Am Grenzposten zum Westjordanland geht's zu Fuß nicht weiter

Matthäus aber schreibt in seiner Weihnachtsgeschichte, dass Maria und Josef in Bethlehem bei Judäa wohnten und später nach Nazareth zogen. Also, auf nach Süden. Ins besetzte palästinensische Gebiet.

"Zurück", ruft die israelische Grenzerin am Checkpoint Jamale, zu Fuß kommt keiner durch. Autofahrer hatten gehupt und gelacht über die zwei, die wandernd über die Grenze zwischen Israel und dem Westjordanland wollen. Zurück, gut. Ein Taxi hilft. Maria wäre hier heute als Jüdin nicht weitergekommen. Nur mit Passierschein.

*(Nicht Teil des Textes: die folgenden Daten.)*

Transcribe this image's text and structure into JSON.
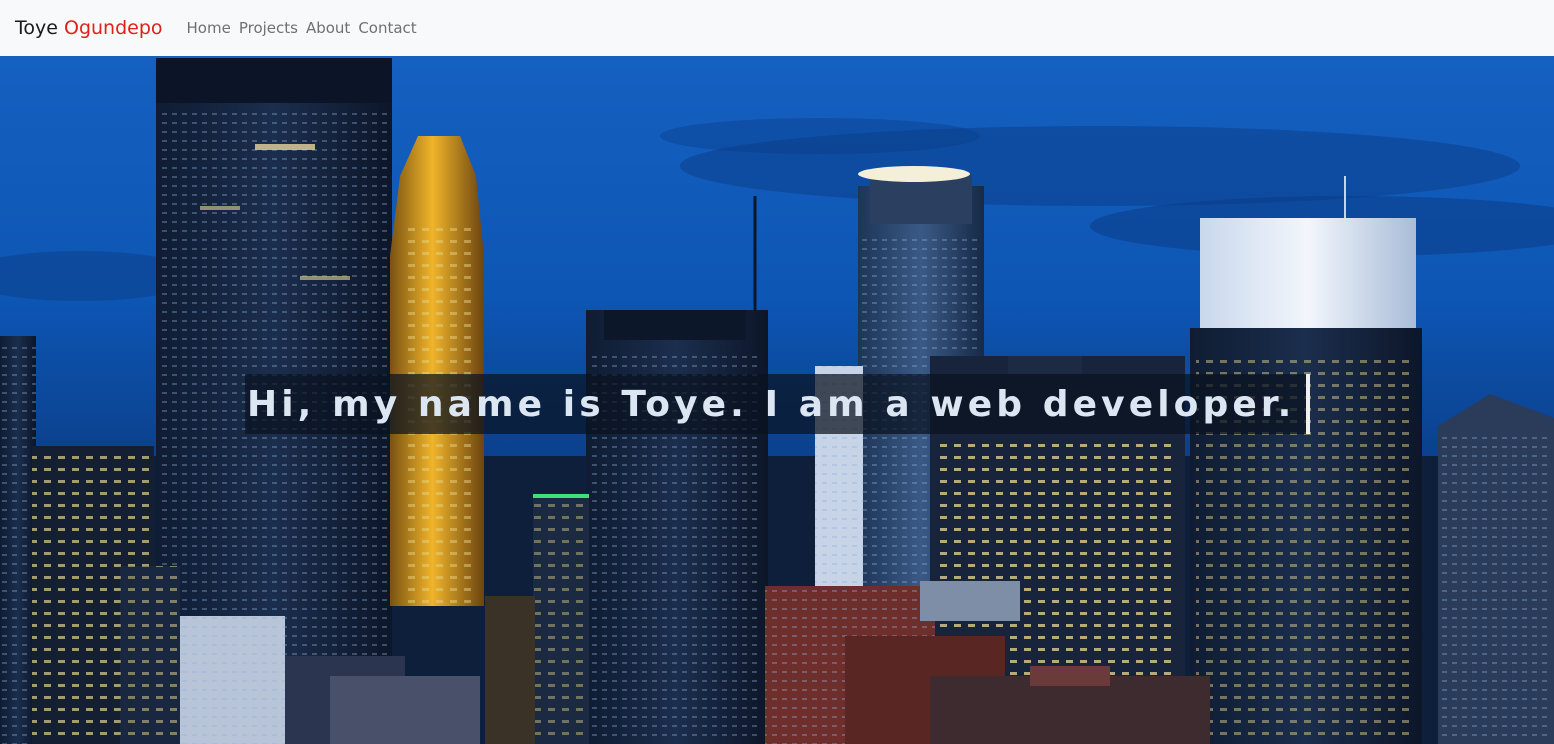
{
  "navbar": {
    "brand_first": "Toye",
    "brand_last": "Ogundepo",
    "links": [
      {
        "label": "Home"
      },
      {
        "label": "Projects"
      },
      {
        "label": "About"
      },
      {
        "label": "Contact"
      }
    ]
  },
  "hero": {
    "headline": "Hi, my name is Toye. I am a web developer.",
    "background": "night city skyline"
  },
  "colors": {
    "navbar_bg": "#f8f9fa",
    "brand_accent": "#e0201b",
    "nav_link": "#707070",
    "headline_text": "#dbe6f2"
  }
}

Auf der Straße nach Jenin, einer der größten Städte in der Westbank, flimmert die Mittagshitze auf den Autodächern. Rechts und links liegt schmutziger Beton, wie nach einem Krieg. Das Taxi stoppt in der Innenstadt. "Komm schon", sagt der Fahrer, er will 100 Schekel, dann 80, gibt sich mit 70 zufrieden und wirft seine Fahrgäste raus. Draußen lächeln ein Vater und ein Sohn vor ihrem Handkarren, sie schenken Kaffee aus einer zerbeulten Kanne ein. "Welcome to Palestine." Ein Satz, den man oft hört, der ebenso ehrlich gemeint ist, wie die Menschen hier wissen, dass gutes Image ein Weg zur Freiheit sein könnte. "Deutschland ist gut", sagen sie. Der Kaffee ist gratis, es gibt honigtriefendes Gebäck dazu.

Löchrige Straßen führen vorbei an einem Freizeitpark, ein rostendes Riesenrad erinnert an bessere Zeiten. 15 Kilometer weiter durch Samaria, diesen biblischen Landstrich, liegt Zababdeh. Nach unzähligen Moscheen sind wieder Kirchtürme am Horizont zu sehen.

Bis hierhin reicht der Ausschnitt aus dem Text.